Фестиваль танец
На сцене петербургского Александринского театра впервые в России — да и в мире — выступила новая польская труппа "Белый театр танца" хореографа Изадоры Вайс, показавшая программу на вечную тему "любовь/секс и смерть". За смертоносными страстями внимательно следила ТАТЬЯНА КУЗНЕЦОВА.
В средней части фестиваля доминировал "Белый театр танца" из Кракова — труппа, которой недавно исполнилось два месяца. Вообще-то на "Дягилев P.S." приглашали успешный авторский Балтийский театр танца из Гданьска — с 2010 года им руководила Изадора Вайс, молодой, плодовитый и чрезвычайно энергичный автор, работающий на стыке танцтеатра и восточноевропейского contemporary dance. Но пока фестивальное дело делалось, Гданьск решил переключиться на классический репертуар, так что в сентябре 2016 года артисты-"современники" и их руководительница оказались безработными. В оставшиеся до фестиваля два месяца неукротимая хореографиня собрала новую труппу (к семи преданным ей танцовщикам прибавилось 11 новичков), сохранила фирменную аббревиатуру компании, назвав ее БТТ ("Белый театр танца"), обрела покровительство Элизабеты Пендерецкой (жена великого композитора предоставила бездомным репетиционную базу под Краковом), выучила с новыми артистами три своих готовых балета, поставила один новый. С этим багажом она прибыла в Петербург, заставив вспомнить легендарную антрепризу Дягилева с ее регулярными авралами, когда перед открытием занавеса рабочие сцены еще забивали гвозди в декорации, художники с мировыми именами носились с кисточками, собственноручно нанося на костюмы последние штрихи, а финальные па очередного балета хореограф доставлял на утренней репетиции.

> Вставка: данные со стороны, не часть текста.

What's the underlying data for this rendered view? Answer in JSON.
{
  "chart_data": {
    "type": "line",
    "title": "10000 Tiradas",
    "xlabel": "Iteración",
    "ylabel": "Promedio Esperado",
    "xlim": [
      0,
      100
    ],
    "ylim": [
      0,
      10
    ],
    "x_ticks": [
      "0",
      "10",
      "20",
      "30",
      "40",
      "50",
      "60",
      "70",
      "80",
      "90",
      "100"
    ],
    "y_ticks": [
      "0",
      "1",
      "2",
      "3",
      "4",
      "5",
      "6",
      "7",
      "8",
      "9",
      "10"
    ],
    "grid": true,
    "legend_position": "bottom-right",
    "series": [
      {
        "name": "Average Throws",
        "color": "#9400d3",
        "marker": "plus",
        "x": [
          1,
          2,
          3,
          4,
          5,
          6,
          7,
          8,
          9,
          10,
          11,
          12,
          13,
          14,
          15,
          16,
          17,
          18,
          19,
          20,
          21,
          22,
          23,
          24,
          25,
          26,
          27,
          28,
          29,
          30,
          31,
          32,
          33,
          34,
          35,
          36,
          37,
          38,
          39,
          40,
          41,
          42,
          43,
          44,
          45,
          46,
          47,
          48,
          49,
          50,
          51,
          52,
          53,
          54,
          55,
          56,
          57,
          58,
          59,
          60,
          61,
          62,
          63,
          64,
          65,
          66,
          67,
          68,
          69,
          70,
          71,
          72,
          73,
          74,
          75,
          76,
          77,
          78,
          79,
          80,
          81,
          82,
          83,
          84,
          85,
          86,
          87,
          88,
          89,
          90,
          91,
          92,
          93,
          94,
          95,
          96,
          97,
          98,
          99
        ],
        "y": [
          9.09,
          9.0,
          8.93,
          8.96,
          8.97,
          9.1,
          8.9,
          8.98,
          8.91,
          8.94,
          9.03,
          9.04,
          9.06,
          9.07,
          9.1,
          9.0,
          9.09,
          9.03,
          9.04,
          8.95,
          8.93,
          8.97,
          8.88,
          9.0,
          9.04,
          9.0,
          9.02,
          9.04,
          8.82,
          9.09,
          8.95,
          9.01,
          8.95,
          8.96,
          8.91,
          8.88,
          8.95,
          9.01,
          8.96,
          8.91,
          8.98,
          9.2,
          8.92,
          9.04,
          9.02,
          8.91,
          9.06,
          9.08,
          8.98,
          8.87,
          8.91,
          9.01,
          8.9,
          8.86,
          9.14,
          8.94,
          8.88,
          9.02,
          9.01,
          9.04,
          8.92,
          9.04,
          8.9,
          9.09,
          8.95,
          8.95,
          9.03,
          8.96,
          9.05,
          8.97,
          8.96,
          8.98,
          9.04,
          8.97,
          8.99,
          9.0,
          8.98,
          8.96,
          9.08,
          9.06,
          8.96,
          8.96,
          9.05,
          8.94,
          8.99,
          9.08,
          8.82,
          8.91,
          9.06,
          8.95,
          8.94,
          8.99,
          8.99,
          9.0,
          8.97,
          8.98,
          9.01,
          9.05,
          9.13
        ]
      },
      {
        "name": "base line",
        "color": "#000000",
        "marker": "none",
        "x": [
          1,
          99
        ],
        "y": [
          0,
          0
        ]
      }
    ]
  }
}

Надо признать, что следов постановочной спешки или неотрепетированной грязи не было заметно в спектаклях поляков. Однако неровность состава бросалась в глаза. Рядом с проверенными бойцами, готовыми к сценическим перегрузкам — физическим и драматическим (плотность хореографии Вайс бескомпромиссно высока), маячили — даже в главных ролях — незрелые эфемериды, переигрывающие лицом и недорабатывающие телом. По стечению обстоятельств лучший спектакль поляков — "Свет" на музыку Филипа Гласса по мотивам картины Вермеера "Молочница" (его "Географ" как раз заканчивал сольные гастроли в "Эрмитаже") — смогли увидеть лишь избранные гости и лучшие служащие Сбербанка, абонировавшего Эрмитажный театр целиком.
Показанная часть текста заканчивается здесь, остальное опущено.